A valuable and promising method for recording brain activity in behaving newborn rodents

Abstract

Neurophysiological recording of brain activity has been critically important to the field of neuroscience, but has contributed little to the field of developmental psychobiology. The reasons for this can be traced largely to methodological difficulties associated with recording neural activity in behaving newborn rats and mice. Over the last decade, however, the evolution of methods for recording from head-fixed newborns has heralded a new era in developmental neurophysiology. Here, we review these recent developments and provide a step-by-step primer for those interested in applying the head-fix method to their own research questions. Until now, this method has been used primarily to investigate spontaneous brain activity across sleep and wakefulness, the contributions of the sensory periphery to brain activity, or intrinsic network activity. Now, with some ingenuity, the uses of the head-fix method can be expanded to other domains to benefit our understanding of brain-behavior relations under normal and pathophysiological conditions across early development.

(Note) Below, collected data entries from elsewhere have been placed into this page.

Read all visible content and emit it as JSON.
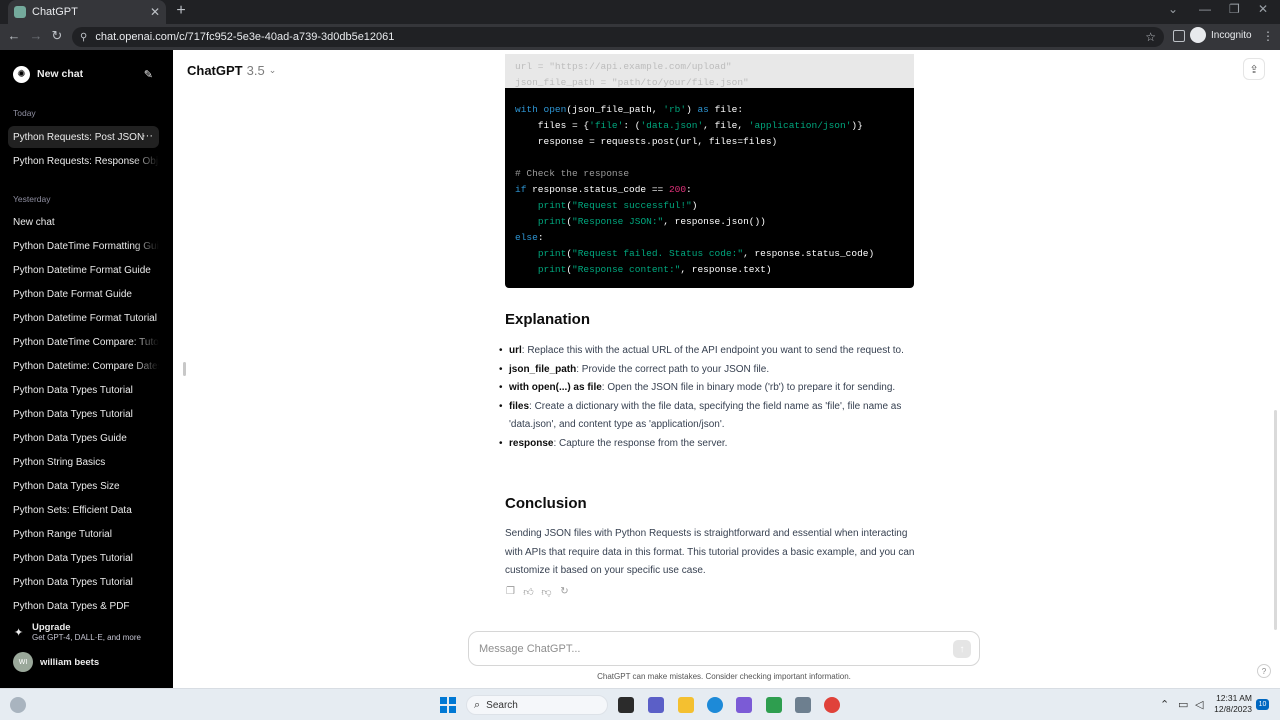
{
  "browser": {
    "tab_title": "ChatGPT",
    "url": "chat.openai.com/c/717fc952-5e3e-40ad-a739-3d0db5e12061",
    "incognito_label": "Incognito"
  },
  "sidebar": {
    "new_chat_label": "New chat",
    "today_label": "Today",
    "yesterday_label": "Yesterday",
    "today_items": [
      "Python Requests: Post JSON",
      "Python Requests: Response Obje"
    ],
    "yesterday_items": [
      "New chat",
      "Python DateTime Formatting Gui",
      "Python Datetime Format Guide",
      "Python Date Format Guide",
      "Python Datetime Format Tutorial",
      "Python DateTime Compare: Tutor",
      "Python Datetime: Compare Dates",
      "Python Data Types Tutorial",
      "Python Data Types Tutorial",
      "Python Data Types Guide",
      "Python String Basics",
      "Python Data Types Size",
      "Python Sets: Efficient Data",
      "Python Range Tutorial",
      "Python Data Types Tutorial",
      "Python Data Types Tutorial",
      "Python Data Types & PDF"
    ],
    "upgrade_title": "Upgrade",
    "upgrade_sub": "Get GPT-4, DALL·E, and more",
    "user_initials": "WI",
    "user_name": "william beets"
  },
  "header": {
    "model_name": "ChatGPT",
    "model_version": "3.5"
  },
  "code": {
    "faded_lines": [
      "url = \"https://api.example.com/upload\"",
      "json_file_path = \"path/to/your/file.json\""
    ],
    "l1_a": "with ",
    "l1_b": "open",
    "l1_c": "(json_file_path, ",
    "l1_d": "'rb'",
    "l1_e": ") ",
    "l1_f": "as",
    "l1_g": " file:",
    "l2_a": "    files = {",
    "l2_b": "'file'",
    "l2_c": ": (",
    "l2_d": "'data.json'",
    "l2_e": ", file, ",
    "l2_f": "'application/json'",
    "l2_g": ")}",
    "l3": "    response = requests.post(url, files=files)",
    "l4": "# Check the response",
    "l5_a": "if",
    "l5_b": " response.status_code == ",
    "l5_c": "200",
    "l5_d": ":",
    "l6_a": "    ",
    "l6_b": "print",
    "l6_c": "(",
    "l6_d": "\"Request successful!\"",
    "l6_e": ")",
    "l7_a": "    ",
    "l7_b": "print",
    "l7_c": "(",
    "l7_d": "\"Response JSON:\"",
    "l7_e": ", response.json())",
    "l8": "else",
    "l8_b": ":",
    "l9_a": "    ",
    "l9_b": "print",
    "l9_c": "(",
    "l9_d": "\"Request failed. Status code:\"",
    "l9_e": ", response.status_code)",
    "l10_a": "    ",
    "l10_b": "print",
    "l10_c": "(",
    "l10_d": "\"Response content:\"",
    "l10_e": ", response.text)"
  },
  "explanation": {
    "heading": "Explanation",
    "items": [
      {
        "term": "url",
        "text": ": Replace this with the actual URL of the API endpoint you want to send the request to."
      },
      {
        "term": "json_file_path",
        "text": ": Provide the correct path to your JSON file."
      },
      {
        "term": "with open(...) as file",
        "text": ": Open the JSON file in binary mode ('rb') to prepare it for sending."
      },
      {
        "term": "files",
        "text": ": Create a dictionary with the file data, specifying the field name as 'file', file name as 'data.json', and content type as 'application/json'."
      },
      {
        "term": "response",
        "text": ": Capture the response from the server."
      }
    ]
  },
  "conclusion": {
    "heading": "Conclusion",
    "text": "Sending JSON files with Python Requests is straightforward and essential when interacting with APIs that require data in this format. This tutorial provides a basic example, and you can customize it based on your specific use case."
  },
  "composer": {
    "placeholder": "Message ChatGPT...",
    "disclaimer": "ChatGPT can make mistakes. Consider checking important information.",
    "help": "?"
  },
  "taskbar": {
    "search_label": "Search",
    "time": "12:31 AM",
    "date": "12/8/2023",
    "notification_count": "10"
  },
  "colors": {
    "sidebar_bg": "#000000",
    "code_keyword": "#2e95d3",
    "code_string": "#00a67d",
    "code_number": "#df3079"
  }
}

Keywords: EEG; imaging; infant; local field potential; mouse; multiunit activity; neurophysiology; pathophysiology; plasticity; rat; sleep; spontaneous activity; wake.

FIGURE 1

Constructing a head-fix device for infant rats and mice. Left: Materials needed to construct the device, including a large metal washer (A), metal strips (B), bolts (C), small metal washers (D), and nuts (E). The part numbers, dimensions, and prices of each part are provided in Table 2. The dimensions indicated for the large washer and metal strips are appropriate for use with 6- to 8-day-old rats. Right: Step-by-step method for constructing the device. (1) A hole is drilled at one end of each metal strip. The location of the hole determines the elevation of the pup’s head. (2) The end the strip containing the hole is bent 90° using flat-nose pliers. These operations must be performed identically on the two metal strips. (3) A bolt is secured with a washer (D) and nut (E) in each metal strip. The bolt should be further secured using cyanoacrylate adhesive. (4) The two metal strips are glued to the top of the washer. When performing this step, the bolts attached to each metal strip should be accurately aligned.

FIGURE 2

Recording set-up for head-fixed infant rats and mice. The head-fixed pup is secured on an elevated platform by applying tape around the gauze-wrapped torso and the platform. Ear bars are attached to the head-fix device and are secured to the stereotaxic apparatus. The double-walled glass chamber, through which temperature-controlled water is circulated, is positioned under the pup. To monitor temperature, a thermocouple is inserted through pre-drilled hole in the skull distant from the recording site. A Plexiglas box surrounds the pup on three sides to help maintain air temperature. A water-filled jar near the pup helps to maintain adequate humidity. An electrode, attached to a headstage on a stereotaxic arm, can be lowered into the brain via a pre-drilled hole using a microdrive.

FIGURE 3

Representative behavioral and electrophysiological records in a head-fixed week-old rat. The figure depicts nuchal EMG (green), multiunit activity (MUA, black), and behavior (red; vertical ticks: myoclonic twitches; horizontal lines: wake-related movements). Note the increased nuchal muscle tone during wake and the preceding and following periods of muscle atonia; the EMG spikes that occur against a background of atonia are twitches. (Adapted from Tiriac et al. (2014). Self-generated movements with “unexpected” sensory consequences. Current Biology, 24, 2136–2141, with permission.)